Fresh Ink
The Wisdom of Finance: Discovering Humanity in the World of Risk and Return by Mihir A. Desai ’89 (Houghton Mifflin Harcourt).
A work of finance with no graphs or equations? In this ambitious attempt to demystify the financial universe, Desai, a Harvard Business School professor, draws examples from novels, movies, television, and history to illuminate a swath of basic financial principles. The book began as a lecture to Harvard’s 2015 MBA class, and in this expanded version Desai argues that Lizzie Bennet, from Jane Austen’s Pride and Prejudice, is in fact a talented risk manager and that there are diversification lessons to be learned from The Wire.
Emma in the Night by Wendy Walker ’89 (St. Martin’s).

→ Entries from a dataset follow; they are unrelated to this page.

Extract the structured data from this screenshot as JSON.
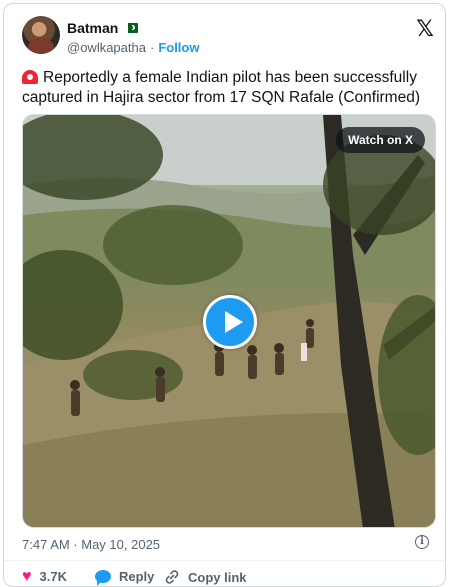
{
  "author": {
    "name": "Batman",
    "handle": "@owlkapatha",
    "separator": "·",
    "follow_label": "Follow"
  },
  "tweet": {
    "text": "Reportedly a female Indian pilot has been successfully captured in Hajira sector from 17 SQN Rafale (Confirmed)"
  },
  "media": {
    "watch_label": "Watch on X"
  },
  "meta": {
    "timestamp": "7:47 AM · May 10, 2025",
    "info_glyph": "i"
  },
  "actions": {
    "like_count": "3.7K",
    "reply_label": "Reply",
    "copy_label": "Copy link"
  },
  "colors": {
    "accent": "#1d9bf0",
    "like": "#f91880",
    "text": "#0f1419",
    "muted": "#536471"
  },
  "icons": {
    "brand": "x-logo-icon",
    "flag": "pakistan-flag-icon",
    "siren": "siren-emoji-icon",
    "play": "play-icon",
    "info": "info-icon",
    "like": "heart-icon",
    "reply": "reply-bubble-icon",
    "copy": "link-icon"
  }
}
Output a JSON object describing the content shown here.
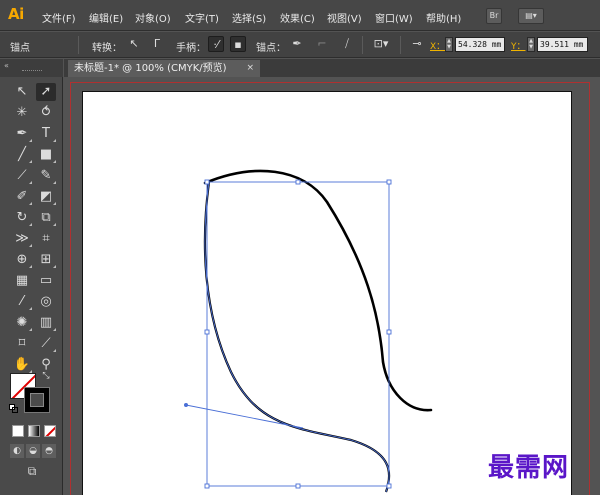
{
  "app": {
    "logo": "Ai"
  },
  "menu": [
    "文件(F)",
    "编辑(E)",
    "对象(O)",
    "文字(T)",
    "选择(S)",
    "效果(C)",
    "视图(V)",
    "窗口(W)",
    "帮助(H)"
  ],
  "menubar_buttons": {
    "bridge": "Br",
    "workspace": "▤▾"
  },
  "control": {
    "mode_label": "锚点",
    "convert_label": "转换：",
    "handles_label": "手柄：",
    "anchors_label": "锚点：",
    "x_label": "X：",
    "x_value": "54.328 mm",
    "y_label": "Y：",
    "y_value": "39.511 mm"
  },
  "document": {
    "tab_title": "未标题-1* @ 100% (CMYK/预览)",
    "close_glyph": "×"
  },
  "toolbar": {
    "collapse_glyph": "«"
  },
  "watermark": "最需网"
}
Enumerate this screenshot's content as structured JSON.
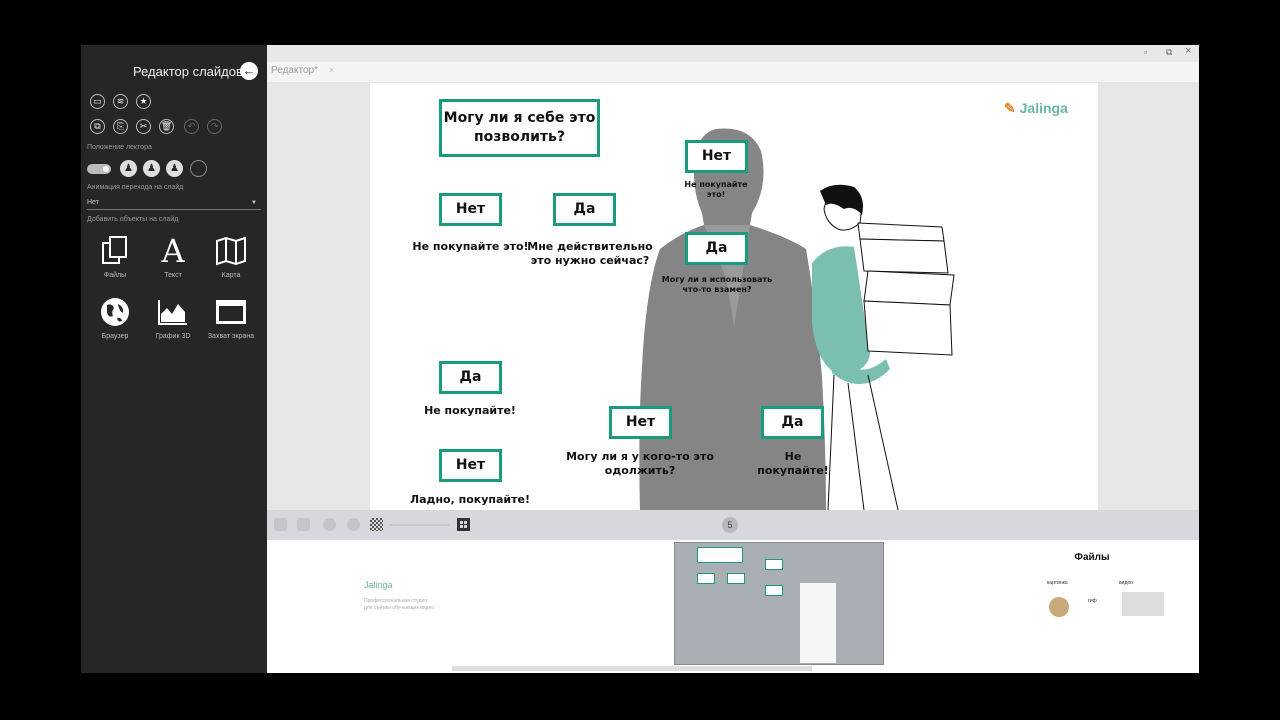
{
  "sidebar": {
    "title": "Редактор слайдов",
    "lecturer_label": "Положение лектора",
    "animation_label": "Анимация перехода на слайд",
    "animation_value": "Нет",
    "add_objects_label": "Добавить объекты на слайд",
    "objects": [
      {
        "label": "Файлы",
        "icon": "files-icon"
      },
      {
        "label": "Текст",
        "icon": "text-icon"
      },
      {
        "label": "Карта",
        "icon": "map-icon"
      },
      {
        "label": "Браузер",
        "icon": "globe-icon"
      },
      {
        "label": "График 3D",
        "icon": "chart-icon"
      },
      {
        "label": "Захват экрана",
        "icon": "screen-capture-icon"
      }
    ]
  },
  "tab": {
    "label": "Редактор*",
    "close": "×"
  },
  "window_controls": {
    "minimize": "▫",
    "restore": "⧉",
    "close": "×"
  },
  "slide": {
    "logo": "Jalinga",
    "logo_mark": "✎",
    "boxes": {
      "question": "Могу ли я себе это позволить?",
      "no1": "Нет",
      "yes1": "Да",
      "no2": "Нет",
      "yes2": "Да",
      "yes3": "Да",
      "no3": "Нет",
      "no4": "Нет",
      "yes4": "Да"
    },
    "texts": {
      "dont_buy": "Не покупайте это!",
      "really_need": "Мне действительно это нужно сейчас?",
      "dont_buy_small": "Не покупайте это!",
      "can_use": "Могу ли я использовать что-то взамен?",
      "dont_buy2": "Не покупайте!",
      "ok_buy": "Ладно, покупайте!",
      "borrow": "Могу ли я у кого-то это одолжить?",
      "dont_buy3": "Не покупайте!"
    }
  },
  "bottombar": {
    "page": "5"
  },
  "thumbnails": {
    "t1": {
      "logo": "Jalinga",
      "sub1": "Профессиональная студия",
      "sub2": "для съёмки обучающих видео"
    },
    "t3": {
      "title": "Файлы",
      "l1": "картинка",
      "l2": "гиф",
      "l3": "видео"
    }
  }
}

One night three years ago the teenaged Tanner sisters, Emma and Cassandra, ran away from their apparently perfect suburban home. Now only Cassandra has come back. So opens Walker’s fourth novel and second thriller. As the narrative baton passes among Cass, the younger sister, and Abby Winter, an FBI investigator, the unraveling mystery draws in an island off the coast of Maine, a pregnancy, a kidnapping, sibling rivalry, and plenty of page-turning dysfunctional deceit.
Senator Leahy: A Life in Scenes by Philip Baruth ’84 (New England).

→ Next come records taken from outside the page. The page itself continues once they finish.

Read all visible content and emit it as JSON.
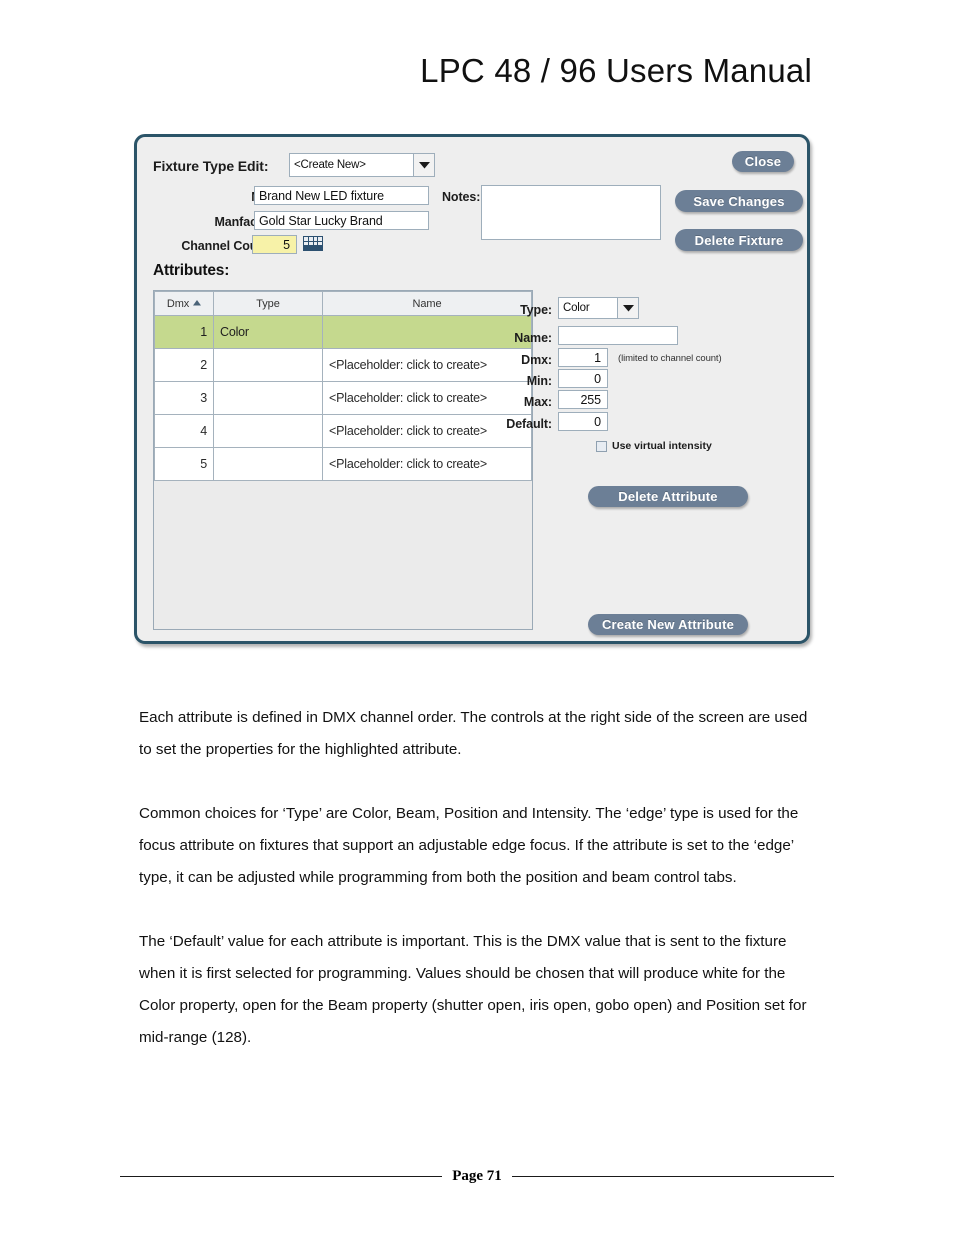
{
  "document": {
    "header_title": "LPC 48 / 96 Users Manual",
    "footer_page": "Page 71"
  },
  "dialog": {
    "fixture_type_edit_label": "Fixture Type Edit:",
    "fixture_type_value": "<Create New>",
    "name_label": "Name:",
    "name_value": "Brand New LED fixture",
    "manufacturer_label": "Manfacturer:",
    "manufacturer_value": "Gold Star Lucky Brand",
    "channel_count_label": "Channel Count:",
    "channel_count_value": "5",
    "notes_label": "Notes:",
    "notes_value": "",
    "buttons": {
      "close": "Close",
      "save_changes": "Save Changes",
      "delete_fixture": "Delete Fixture",
      "delete_attribute": "Delete Attribute",
      "create_new_attribute": "Create New Attribute"
    },
    "attributes_heading": "Attributes:",
    "table": {
      "columns": [
        "Dmx",
        "Type",
        "Name"
      ],
      "sort_column": "Dmx",
      "sort_direction": "ascending",
      "rows": [
        {
          "dmx": "1",
          "type": "Color",
          "name": "",
          "selected": true
        },
        {
          "dmx": "2",
          "type": "",
          "name": "<Placeholder: click to create>",
          "selected": false
        },
        {
          "dmx": "3",
          "type": "",
          "name": "<Placeholder: click to create>",
          "selected": false
        },
        {
          "dmx": "4",
          "type": "",
          "name": "<Placeholder: click to create>",
          "selected": false
        },
        {
          "dmx": "5",
          "type": "",
          "name": "<Placeholder: click to create>",
          "selected": false
        }
      ]
    },
    "properties": {
      "type_label": "Type:",
      "type_value": "Color",
      "name_label": "Name:",
      "name_value": "",
      "dmx_label": "Dmx:",
      "dmx_value": "1",
      "dmx_hint": "(limited to channel count)",
      "min_label": "Min:",
      "min_value": "0",
      "max_label": "Max:",
      "max_value": "255",
      "default_label": "Default:",
      "default_value": "0",
      "virtual_intensity_label": "Use virtual intensity",
      "virtual_intensity_checked": false
    },
    "colors": {
      "border": "#2b5468",
      "panel": "#eeeeee",
      "button": "#6c7f96",
      "selected_row": "#c5d98e",
      "highlight_field": "#f7f2a8"
    }
  },
  "paragraphs": [
    "Each attribute is defined in DMX channel order. The controls at the right side of the screen are used to set the properties for the highlighted attribute.",
    "Common choices for ‘Type’ are Color, Beam, Position and Intensity. The ‘edge’ type is used for the focus attribute on fixtures that support an adjustable edge focus.  If the attribute is set to the ‘edge’ type, it can be adjusted while programming from both the position and beam control tabs.",
    "The ‘Default’ value for each attribute is important.  This is the DMX value that is sent to the fixture when it is first selected for programming.  Values should be chosen that will produce white for the Color property, open for the Beam property (shutter open, iris open, gobo open) and Position set for mid-range (128)."
  ]
}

First elected in 1974, at the age of 34, to represent Vermont, Patrick Leahy is now the longest-serving member of the U.S. Senate. This new biography, the first about Leahy, centers on three somewhat incongruous landmarks: his first Senate race, the fact that he was targeted in a 2001 anthrax attack, and his cameo roles in The Dark Knight Batman films. The author of four novels, Baruth, a UVM English professor and Vermont state senator, uses these events to highlight different aspects of Leahy’s life while weaving in a wealth of backstory to round out this vivid portrait.